Bologna 25 giu- Daniela Turci è stata una dei consiglieri che ha fatto tremare il suo partito, il Pd, alla vigilia del voto sull’Istituzione Scuola anche se alla fine ha votato sì alla delibera che ha fatto nascere l’organismo perchè ha sentito addosso una forte responsabilità. Ma due giorni dopo la votazione, avvenuta tra le proteste e il dissenso di molti che per quell’Istituzione lavoreranno, ha mantenuto intatti tutti i suoi dubbi.
“E’ una scatola vuota e questo l’ho detto all’assessore” spiega Turci. Ad esempio non si sa ancora con quale contratto verrà assunto il personale e l’incontro con i sindacati per il confronto ci sarà solo domani. Per quanto riguarda il bilancio “l’assessore ha confermato che l’Istituzione ce l’avrà solo da gennaio 2015”. “Perchè tanta fretta?” torna a chiedere Turci.

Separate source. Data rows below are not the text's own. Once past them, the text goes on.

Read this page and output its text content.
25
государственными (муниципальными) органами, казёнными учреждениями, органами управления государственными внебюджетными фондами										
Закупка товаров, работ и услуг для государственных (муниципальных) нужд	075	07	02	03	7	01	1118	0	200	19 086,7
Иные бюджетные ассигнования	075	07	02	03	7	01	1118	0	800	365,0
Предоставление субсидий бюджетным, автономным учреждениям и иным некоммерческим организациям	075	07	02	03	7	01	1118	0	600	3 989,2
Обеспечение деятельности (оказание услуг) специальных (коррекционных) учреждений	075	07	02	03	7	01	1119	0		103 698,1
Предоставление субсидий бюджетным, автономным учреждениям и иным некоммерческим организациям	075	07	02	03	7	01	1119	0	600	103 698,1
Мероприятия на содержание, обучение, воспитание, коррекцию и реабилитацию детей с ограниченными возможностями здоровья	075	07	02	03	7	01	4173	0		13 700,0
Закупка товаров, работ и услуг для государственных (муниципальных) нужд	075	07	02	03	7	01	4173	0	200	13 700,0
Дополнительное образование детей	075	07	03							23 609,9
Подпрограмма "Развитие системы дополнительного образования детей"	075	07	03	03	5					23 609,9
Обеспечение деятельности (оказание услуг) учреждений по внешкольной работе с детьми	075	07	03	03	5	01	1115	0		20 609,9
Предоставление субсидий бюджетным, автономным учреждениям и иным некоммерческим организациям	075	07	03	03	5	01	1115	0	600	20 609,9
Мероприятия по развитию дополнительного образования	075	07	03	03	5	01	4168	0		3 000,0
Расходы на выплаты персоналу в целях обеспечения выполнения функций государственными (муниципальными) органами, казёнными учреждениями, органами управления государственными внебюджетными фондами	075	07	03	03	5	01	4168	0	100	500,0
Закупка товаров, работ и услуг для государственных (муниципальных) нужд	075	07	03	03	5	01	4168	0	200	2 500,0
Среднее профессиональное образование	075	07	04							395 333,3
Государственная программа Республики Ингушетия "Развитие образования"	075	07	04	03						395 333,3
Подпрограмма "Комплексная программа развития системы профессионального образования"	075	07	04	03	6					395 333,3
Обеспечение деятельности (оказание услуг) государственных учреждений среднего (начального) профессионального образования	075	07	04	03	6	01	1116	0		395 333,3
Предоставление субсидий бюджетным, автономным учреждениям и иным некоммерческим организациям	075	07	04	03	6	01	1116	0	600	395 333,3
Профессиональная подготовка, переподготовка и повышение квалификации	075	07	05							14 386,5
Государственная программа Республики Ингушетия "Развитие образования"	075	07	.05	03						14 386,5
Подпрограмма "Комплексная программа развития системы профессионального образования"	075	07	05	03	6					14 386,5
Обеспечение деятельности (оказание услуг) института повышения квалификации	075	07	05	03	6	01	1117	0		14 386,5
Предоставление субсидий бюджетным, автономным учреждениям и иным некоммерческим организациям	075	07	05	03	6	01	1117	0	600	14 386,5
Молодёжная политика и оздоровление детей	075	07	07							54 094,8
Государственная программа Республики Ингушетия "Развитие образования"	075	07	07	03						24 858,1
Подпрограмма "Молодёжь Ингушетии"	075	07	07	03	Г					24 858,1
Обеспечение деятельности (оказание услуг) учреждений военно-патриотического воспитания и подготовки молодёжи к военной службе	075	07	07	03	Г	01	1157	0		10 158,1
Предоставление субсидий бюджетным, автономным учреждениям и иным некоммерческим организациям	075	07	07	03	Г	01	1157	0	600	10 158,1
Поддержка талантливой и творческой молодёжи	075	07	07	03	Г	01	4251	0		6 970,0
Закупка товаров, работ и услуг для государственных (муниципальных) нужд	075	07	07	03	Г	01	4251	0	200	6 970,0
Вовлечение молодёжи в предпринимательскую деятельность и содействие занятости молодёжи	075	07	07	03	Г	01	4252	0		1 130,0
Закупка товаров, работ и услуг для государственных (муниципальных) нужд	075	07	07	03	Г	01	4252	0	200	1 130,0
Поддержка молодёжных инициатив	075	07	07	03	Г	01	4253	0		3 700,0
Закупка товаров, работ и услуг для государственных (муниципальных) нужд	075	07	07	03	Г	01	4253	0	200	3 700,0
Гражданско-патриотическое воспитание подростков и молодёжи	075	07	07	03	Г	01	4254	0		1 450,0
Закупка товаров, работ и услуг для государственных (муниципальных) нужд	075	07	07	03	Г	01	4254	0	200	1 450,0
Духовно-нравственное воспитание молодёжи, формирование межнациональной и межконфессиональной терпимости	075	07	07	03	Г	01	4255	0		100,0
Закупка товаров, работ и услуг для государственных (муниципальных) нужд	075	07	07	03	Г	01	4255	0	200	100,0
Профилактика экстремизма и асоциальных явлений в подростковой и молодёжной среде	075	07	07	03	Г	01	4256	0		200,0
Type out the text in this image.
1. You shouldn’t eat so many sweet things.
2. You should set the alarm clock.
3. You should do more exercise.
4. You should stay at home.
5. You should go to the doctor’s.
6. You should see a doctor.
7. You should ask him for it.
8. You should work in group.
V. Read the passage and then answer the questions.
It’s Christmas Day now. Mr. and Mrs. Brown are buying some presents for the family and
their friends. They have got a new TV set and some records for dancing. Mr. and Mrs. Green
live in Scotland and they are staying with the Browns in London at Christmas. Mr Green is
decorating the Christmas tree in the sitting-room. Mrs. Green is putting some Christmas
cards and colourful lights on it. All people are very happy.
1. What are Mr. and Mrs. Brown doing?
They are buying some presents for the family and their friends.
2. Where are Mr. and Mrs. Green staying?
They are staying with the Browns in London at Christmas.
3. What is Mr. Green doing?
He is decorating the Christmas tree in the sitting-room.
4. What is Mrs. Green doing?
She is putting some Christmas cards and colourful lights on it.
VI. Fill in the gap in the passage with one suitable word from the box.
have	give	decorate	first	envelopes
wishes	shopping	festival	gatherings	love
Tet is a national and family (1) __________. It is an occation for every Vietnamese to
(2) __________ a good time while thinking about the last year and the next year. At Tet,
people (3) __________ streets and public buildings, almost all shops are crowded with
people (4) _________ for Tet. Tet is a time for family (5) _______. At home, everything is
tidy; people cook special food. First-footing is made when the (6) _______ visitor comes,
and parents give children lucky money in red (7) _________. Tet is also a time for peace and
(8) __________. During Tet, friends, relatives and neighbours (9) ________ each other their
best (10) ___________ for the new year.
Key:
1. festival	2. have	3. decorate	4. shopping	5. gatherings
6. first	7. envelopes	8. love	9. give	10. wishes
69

Nonostante questo Turci ha votato per l’Istituzione. “Fino alla fine ho fatto le mie richieste, poi ho visto i voti del consigliere Carella e della Lega che secondo me erano ben noti già da prima visto l’immobilismo della giunta – spiega Turci – ho deciso di votare perchè c’è un tema di tenuta del gruppo consiliare che è un tema importante visto che il sindaco era giunto ad una decisione molto dura”. Virginio Merola aveva posto un aut aut al gruppo Pd: o si vota l’istituzione o mi dimetto. “E’ vero: il sindaco ci ha messo tutti in riga. Adesso però credo che non si sarebbe mai dimesso e che la crisi non si sarebbe mai aperta perchè siamo alle porte della città metropolitana”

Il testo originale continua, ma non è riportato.